The infection control program at Brigham and Women’s Hospital also included personal protective equipment (PPE) donning and doffing monitors, a universal masking policy, restricted visitation, and liberal testing of symptomatic and asymptomatic patients, according to the study.
“Our study demonstrates that a multifaceted infection control program based on U.S. CDC guidance can successfully minimize the risk of nosocomial transmission of SARS-CoV-2 to hospitalized patients,” Chanu Rhee, MD, MPH, an infectious disease and critical care physician and associate hospital epidemiologist at the hospital, told Healio. “These findings, especially if replicated at other hospitals, should provide reassurance to patients as some health care systems re-open services and others continue to face COVID-19 surges.”

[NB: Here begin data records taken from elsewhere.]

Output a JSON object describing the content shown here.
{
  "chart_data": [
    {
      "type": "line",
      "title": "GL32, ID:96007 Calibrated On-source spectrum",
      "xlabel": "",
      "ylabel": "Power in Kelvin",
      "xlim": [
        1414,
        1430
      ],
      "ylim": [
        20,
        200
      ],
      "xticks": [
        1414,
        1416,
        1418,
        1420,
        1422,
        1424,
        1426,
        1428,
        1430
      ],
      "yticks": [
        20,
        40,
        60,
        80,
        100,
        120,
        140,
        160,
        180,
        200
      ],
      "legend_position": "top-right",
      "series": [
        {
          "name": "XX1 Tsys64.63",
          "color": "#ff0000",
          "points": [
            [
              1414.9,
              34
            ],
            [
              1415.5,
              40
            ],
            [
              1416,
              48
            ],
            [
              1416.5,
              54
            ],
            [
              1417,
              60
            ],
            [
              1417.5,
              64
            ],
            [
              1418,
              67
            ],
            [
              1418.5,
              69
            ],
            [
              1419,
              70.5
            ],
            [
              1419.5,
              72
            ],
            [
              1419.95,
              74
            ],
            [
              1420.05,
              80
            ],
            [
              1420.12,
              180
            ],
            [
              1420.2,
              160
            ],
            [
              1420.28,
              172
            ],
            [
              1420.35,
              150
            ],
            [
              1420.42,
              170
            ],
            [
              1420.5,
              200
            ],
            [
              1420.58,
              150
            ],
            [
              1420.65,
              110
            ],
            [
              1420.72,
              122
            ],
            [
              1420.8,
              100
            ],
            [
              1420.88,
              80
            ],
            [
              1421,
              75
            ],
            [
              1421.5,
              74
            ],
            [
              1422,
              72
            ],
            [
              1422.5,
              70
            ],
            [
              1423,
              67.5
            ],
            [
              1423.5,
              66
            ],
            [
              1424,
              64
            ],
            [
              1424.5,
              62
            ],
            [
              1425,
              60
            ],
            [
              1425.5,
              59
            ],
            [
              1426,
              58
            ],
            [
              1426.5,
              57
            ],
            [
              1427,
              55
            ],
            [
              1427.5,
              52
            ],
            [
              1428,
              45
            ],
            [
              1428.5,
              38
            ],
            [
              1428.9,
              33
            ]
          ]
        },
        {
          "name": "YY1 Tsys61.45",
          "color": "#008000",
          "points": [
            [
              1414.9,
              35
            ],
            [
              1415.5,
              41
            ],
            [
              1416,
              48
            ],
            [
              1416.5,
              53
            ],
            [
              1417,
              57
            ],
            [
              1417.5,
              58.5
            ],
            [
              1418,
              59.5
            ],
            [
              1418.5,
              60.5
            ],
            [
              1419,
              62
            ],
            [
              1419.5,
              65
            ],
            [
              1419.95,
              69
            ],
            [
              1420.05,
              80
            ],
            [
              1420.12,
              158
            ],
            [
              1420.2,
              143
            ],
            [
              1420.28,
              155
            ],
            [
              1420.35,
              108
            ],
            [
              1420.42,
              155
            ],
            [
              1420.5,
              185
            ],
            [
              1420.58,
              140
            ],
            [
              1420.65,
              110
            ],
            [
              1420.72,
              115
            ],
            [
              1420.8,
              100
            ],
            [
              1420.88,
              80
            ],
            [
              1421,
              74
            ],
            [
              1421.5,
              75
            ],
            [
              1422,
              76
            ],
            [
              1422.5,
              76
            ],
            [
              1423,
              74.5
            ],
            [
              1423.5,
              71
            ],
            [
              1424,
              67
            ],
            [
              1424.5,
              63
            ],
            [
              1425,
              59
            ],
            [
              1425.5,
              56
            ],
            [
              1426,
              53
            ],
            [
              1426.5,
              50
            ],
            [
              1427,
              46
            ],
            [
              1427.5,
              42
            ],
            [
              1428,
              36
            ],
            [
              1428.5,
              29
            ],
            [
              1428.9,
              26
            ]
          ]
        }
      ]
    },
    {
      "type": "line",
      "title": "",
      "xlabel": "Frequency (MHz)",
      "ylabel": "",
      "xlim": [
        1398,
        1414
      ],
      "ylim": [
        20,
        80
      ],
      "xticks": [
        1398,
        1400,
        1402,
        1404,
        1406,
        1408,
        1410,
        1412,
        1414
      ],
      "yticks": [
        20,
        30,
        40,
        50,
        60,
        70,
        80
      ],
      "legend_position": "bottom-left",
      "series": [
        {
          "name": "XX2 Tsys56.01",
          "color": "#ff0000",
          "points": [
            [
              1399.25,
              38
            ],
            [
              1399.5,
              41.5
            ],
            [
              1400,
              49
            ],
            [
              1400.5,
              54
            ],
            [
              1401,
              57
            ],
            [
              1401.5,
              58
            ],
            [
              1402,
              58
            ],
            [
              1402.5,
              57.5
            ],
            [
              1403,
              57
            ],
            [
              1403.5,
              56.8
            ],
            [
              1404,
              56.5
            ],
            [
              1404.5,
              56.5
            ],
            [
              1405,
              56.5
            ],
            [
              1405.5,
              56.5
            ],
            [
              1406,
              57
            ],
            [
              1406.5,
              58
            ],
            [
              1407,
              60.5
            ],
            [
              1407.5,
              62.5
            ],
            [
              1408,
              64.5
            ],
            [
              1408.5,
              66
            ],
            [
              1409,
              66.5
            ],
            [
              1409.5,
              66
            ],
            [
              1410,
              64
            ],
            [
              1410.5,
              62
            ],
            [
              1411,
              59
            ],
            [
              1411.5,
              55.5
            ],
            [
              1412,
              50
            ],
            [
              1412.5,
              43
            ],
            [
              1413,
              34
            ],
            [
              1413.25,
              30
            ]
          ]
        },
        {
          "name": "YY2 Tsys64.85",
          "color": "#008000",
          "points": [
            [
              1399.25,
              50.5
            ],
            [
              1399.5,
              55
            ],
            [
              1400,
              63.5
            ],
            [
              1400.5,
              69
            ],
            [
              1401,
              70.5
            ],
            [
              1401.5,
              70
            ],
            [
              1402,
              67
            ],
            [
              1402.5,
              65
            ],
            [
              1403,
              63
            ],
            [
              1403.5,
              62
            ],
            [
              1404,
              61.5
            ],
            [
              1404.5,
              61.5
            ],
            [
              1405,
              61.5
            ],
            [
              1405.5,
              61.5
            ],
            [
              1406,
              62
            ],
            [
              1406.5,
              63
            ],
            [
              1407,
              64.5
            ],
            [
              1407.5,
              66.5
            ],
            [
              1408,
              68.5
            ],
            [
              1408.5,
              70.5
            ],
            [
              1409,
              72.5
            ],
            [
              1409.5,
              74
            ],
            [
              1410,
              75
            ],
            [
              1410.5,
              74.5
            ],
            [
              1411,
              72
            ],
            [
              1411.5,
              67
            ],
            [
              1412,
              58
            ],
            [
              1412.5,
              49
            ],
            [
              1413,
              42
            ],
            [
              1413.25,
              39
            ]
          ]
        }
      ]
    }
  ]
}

Rhee and colleagues conducted a cohort study that included 9,149 patients admitted to Brigham and Women’s Hospital over 12 weeks from March 7 to May 30 to determine the incidence of hospital-acquired COVID-19. They reviewed medical records for patients who tested positive for SARS-CoV-2 on hospital day 3 or later, and within 14 days of discharge.
Of the patients, 697 were diagnosed with COVID-19. Only two of the cases were determined to be hospital-acquired — one patient who likely was infected by a presymptomatic spouse before the implementation of visitor restrictions, and one patient who developed symptoms 4 days after a 16-day hospitalization who did not have any known exposures in the hospital.
Rhee said the results were “extremely reassuring” to the hospital’s staff and patients.
“I was a little surprised at how few cases of nosocomial COVID-19 we identified despite the fact that our hospital cared for a large number of COVID-19 patients,” Rhee said. “When the pandemic began, we really didn’t know for sure whether or not our infection control measures would be adequate in preventing spread of the virus around the hospital, as we had never dealt with something similar before.”
Results from the study may be generalizable to other hospitals “insofar as the infection control measures at Brigham and Women’s Hospital were informed by CDC guidance,” Rhee said.
Rhee noted that the efficacy of infection control measures is influenced by several factors, including staff policy adherence, the availability of PPE and airborne infection isolation rooms, surge capacity and testing capacity.
One of the study’s limitations was that it did not determine what specific infection control measures at the hospital were “most critical,” according to Rhee.
“It will be particularly important in future studies to address the relative importance of some infection control components that we implemented, but that may not be feasible at all other hospitals, such as using airborne infection isolation rooms for all patients with COVID-19 or using trained observers for PPE donning and doffing 24-7,” Rhee said. “In addition, our study focused on nosocomial infections among hospitalized patients but did not examine infections among healthcare workers. We believe that this is a very important topic that warrants a separate, detailed analysis.”